As Lab Workers Strike, Histadrut Declares Public Sector Dispute

The Histadrut (General Federation of Labor in Israel) leadership approved unanimously Tuesday, September 4, the proposal of its chairman Arnon Bar-David to declare a general work dispute throughout Israel’s public sector. This will allow the Histadrut to call a general strike of Israel’s 700,000 employees in the public sector in 14 days. The labor dispute is in response to the Finance Ministry’s proposed pay cuts in the salaries of public sector workers amidst the financial crisis created by the pandemic.

Public lab workers demonstrate outside of the Prime Minister's official residence in Jerusalem on the third day of their strike, Tuesday, September 1. The placard reads "4 billion [shekels] to private laboratories on the backs of the public labs."

Public lab workers demonstrate outside of the Prime Minister’s official residence in Jerusalem on the third day of their strike, Tuesday, September 1. The placard reads “4 billion [shekels] to private laboratories on the backs of the public labs.” (Photo: Union of Biochemists, Microbiologists and Laboratory Workers)

In a characteristically neo-liberal capitalist offensive, the Finance Ministry proposed a plan to significantly cut the salaries of public sector workers for 27 months, beginning in October of this year. “The finance minister,” Bar-David said, “does not understand that on March 10, the public sector gave him and the prime minister the ability to operate freely during the COVID-19 crisis.” In the official statement the labor federation claimed that the Finance Ministry intends to take “unilateral action that will have a substantial, direct and significant impact on the rights and working conditions of employees… disregarding their representative body and even their basic rights to freedom of association and collective bargaining.”

The announcement by the Histadrut came on the backdrop of an open-ended strike by 2,000 lab workers from around 400 public labs that process the results for coronavirus testing which began on Sunday, August 30. Hundreds of lab technicians, who are today on their sixth day of of the strike, protested outside Prime Minister Benjamin Netanyahu’s official residence in Jerusalem on Tuesday at 5 pm to demand that the premier intervene to bring their walkout to a swift conclusion.

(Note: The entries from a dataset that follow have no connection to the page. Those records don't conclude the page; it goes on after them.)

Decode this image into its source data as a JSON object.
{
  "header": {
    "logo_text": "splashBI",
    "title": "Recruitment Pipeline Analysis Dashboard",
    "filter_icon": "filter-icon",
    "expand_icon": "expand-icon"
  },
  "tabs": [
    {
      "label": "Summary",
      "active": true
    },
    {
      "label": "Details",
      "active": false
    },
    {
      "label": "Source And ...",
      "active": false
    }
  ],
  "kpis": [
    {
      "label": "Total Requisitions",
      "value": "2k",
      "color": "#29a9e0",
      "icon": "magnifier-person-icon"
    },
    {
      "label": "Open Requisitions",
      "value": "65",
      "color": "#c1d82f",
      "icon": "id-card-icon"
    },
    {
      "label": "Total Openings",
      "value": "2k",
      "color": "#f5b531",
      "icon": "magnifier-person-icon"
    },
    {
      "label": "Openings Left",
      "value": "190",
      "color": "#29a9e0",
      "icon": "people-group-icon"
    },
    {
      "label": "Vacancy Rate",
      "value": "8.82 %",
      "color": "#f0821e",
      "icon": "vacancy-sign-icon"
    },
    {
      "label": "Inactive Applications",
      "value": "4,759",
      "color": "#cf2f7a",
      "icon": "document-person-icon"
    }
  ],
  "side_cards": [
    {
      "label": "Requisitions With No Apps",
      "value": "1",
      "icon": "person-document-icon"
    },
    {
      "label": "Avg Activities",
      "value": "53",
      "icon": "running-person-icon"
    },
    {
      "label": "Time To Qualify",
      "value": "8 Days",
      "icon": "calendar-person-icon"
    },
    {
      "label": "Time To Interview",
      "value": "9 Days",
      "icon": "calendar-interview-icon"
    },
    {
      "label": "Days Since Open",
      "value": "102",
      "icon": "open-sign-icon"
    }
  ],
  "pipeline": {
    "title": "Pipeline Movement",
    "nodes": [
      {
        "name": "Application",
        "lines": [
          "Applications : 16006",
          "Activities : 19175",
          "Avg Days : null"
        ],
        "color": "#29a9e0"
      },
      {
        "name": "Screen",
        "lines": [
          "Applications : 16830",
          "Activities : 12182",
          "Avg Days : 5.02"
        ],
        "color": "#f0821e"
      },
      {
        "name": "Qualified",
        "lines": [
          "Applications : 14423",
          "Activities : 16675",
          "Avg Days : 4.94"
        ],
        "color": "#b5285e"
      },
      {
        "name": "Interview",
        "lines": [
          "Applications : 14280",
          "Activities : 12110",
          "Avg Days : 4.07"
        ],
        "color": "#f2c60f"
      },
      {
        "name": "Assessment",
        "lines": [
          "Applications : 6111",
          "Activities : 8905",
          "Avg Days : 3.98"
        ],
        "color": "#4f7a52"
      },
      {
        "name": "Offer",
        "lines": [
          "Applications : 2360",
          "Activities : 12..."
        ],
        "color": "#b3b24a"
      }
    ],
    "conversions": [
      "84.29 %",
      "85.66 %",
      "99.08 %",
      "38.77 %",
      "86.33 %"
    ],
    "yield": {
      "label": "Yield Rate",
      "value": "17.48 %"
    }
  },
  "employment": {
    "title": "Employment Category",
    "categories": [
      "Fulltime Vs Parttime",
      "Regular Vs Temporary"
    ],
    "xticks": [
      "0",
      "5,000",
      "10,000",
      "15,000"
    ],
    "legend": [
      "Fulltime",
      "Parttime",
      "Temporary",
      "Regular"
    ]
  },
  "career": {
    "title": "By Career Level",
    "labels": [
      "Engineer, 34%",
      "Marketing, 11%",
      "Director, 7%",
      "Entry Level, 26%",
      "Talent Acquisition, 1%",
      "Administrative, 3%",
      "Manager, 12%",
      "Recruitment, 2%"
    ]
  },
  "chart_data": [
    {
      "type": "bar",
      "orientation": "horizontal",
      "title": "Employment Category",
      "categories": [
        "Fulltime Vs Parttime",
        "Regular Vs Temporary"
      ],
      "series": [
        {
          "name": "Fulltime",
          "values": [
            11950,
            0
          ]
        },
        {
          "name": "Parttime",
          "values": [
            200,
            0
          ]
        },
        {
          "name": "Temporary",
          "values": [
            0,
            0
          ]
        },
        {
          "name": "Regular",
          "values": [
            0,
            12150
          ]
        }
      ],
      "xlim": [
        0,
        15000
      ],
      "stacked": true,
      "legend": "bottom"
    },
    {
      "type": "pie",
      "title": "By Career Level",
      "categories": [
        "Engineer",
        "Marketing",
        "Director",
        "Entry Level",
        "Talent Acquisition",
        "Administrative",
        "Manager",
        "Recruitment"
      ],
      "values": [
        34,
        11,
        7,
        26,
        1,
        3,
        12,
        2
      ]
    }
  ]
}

The protesters, who carried signs protesting their difficult working conditions, the increasing privatization of the system and their personal economic hardship, said that they had gotten no response from anyone in the far-right government to their demonstration. Many carried signs bearing the slogans, “No medicine without labs!”, “The laboratories are collapsing, but the government is in the Emirates.” and “The frustration is huge that the government is throwing 4 billion shekels to the private laboratories.” “If only there was a tenth of the amount invested in the public labs, we would have no reason to strike,” Esther Admon, chair of the Union of Biochemists, Microbiologists and Laboratory Workers, told the protesters.

Unemployment has soared to 21 percent since the start of the pandemic, as Israel’s economy suffered its worst contraction in decades. Israel has also been without a state budget since 2019 and may end 2020 without one, thanks to an ongoing fight in the far-right government between the Likud and its Blue & White coalition partner over whether the budget should include 2021 as well. Many see the battle as a manufactured crisis designed to help Netanyahu stay in power without having to make good on a rotation agreement with Blue & White leader Benny Gantz.